But seriously where is the time going?
The seconds and minutes on the clock... The days and weeks, months and the year...
What is going on?
What did those days used to look like of nothingness? Baking and reading, coloring and even relaxing. Oh I long for those days again.
I can not believe we are a week away from Halloween and practically a month away from Thanksgiving. That can't be right, can it?
God has been working on my heart so much lately. It's been so nice to hear and feel his lessons and hands. I won't lie there for a while it was a going through the motions kind of days and I could feel the distance. Totally self-induced. Totally stunk. But lately... oh the hunger for our amazing Father who provides and is always there when you ask has breathed, yet again, a new life in my soul. I love it!

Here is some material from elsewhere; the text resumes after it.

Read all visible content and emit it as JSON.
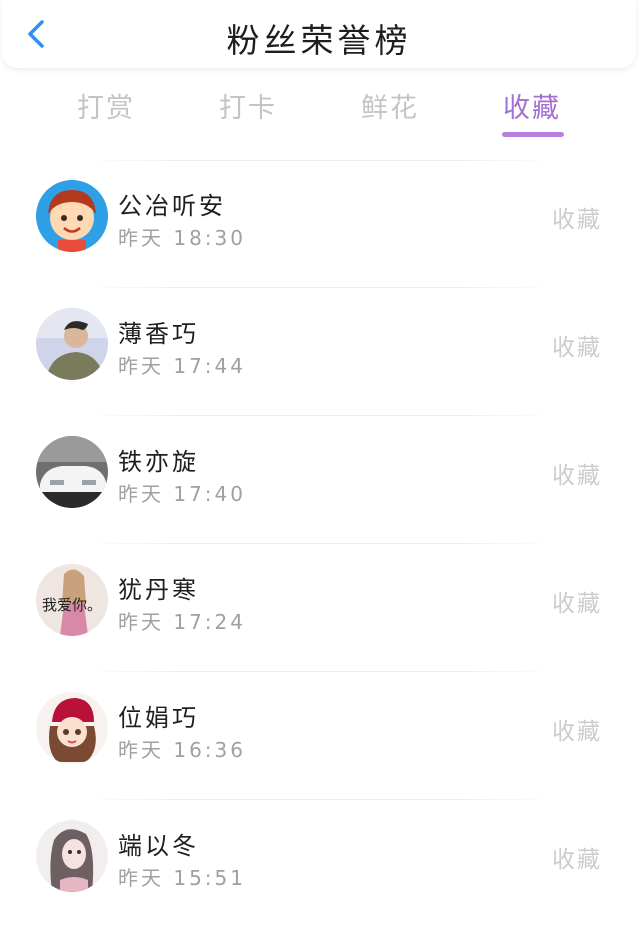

Colton Dixon's new song speaks such a loud volume to me right now too. Such a cry of my heart and soul. To be emerged in all that is God. The excited gives me goosebumps. I don't want to lose sight again of why I am to do what he has called me to do, or to be what he desires of me to be. He put the longing in my heart for a reason. Running full blast again feels refreshing!!
(hahaha now if I could only put that into shoes on my street that probably physically feel refreshing as well.) ;)
May be far fetched but this journey the last couple months of busyness and motions I have felt like this hay bale... rolled and rolled. Clippings and pieces rolled tighter and tighter to form a solid barrier that as the winds and life blow through this field it stands strong. It stands in place.
Funny how God reveals that in a random picture you take for totally different purposes. Oh his little whispers along the way... I love it!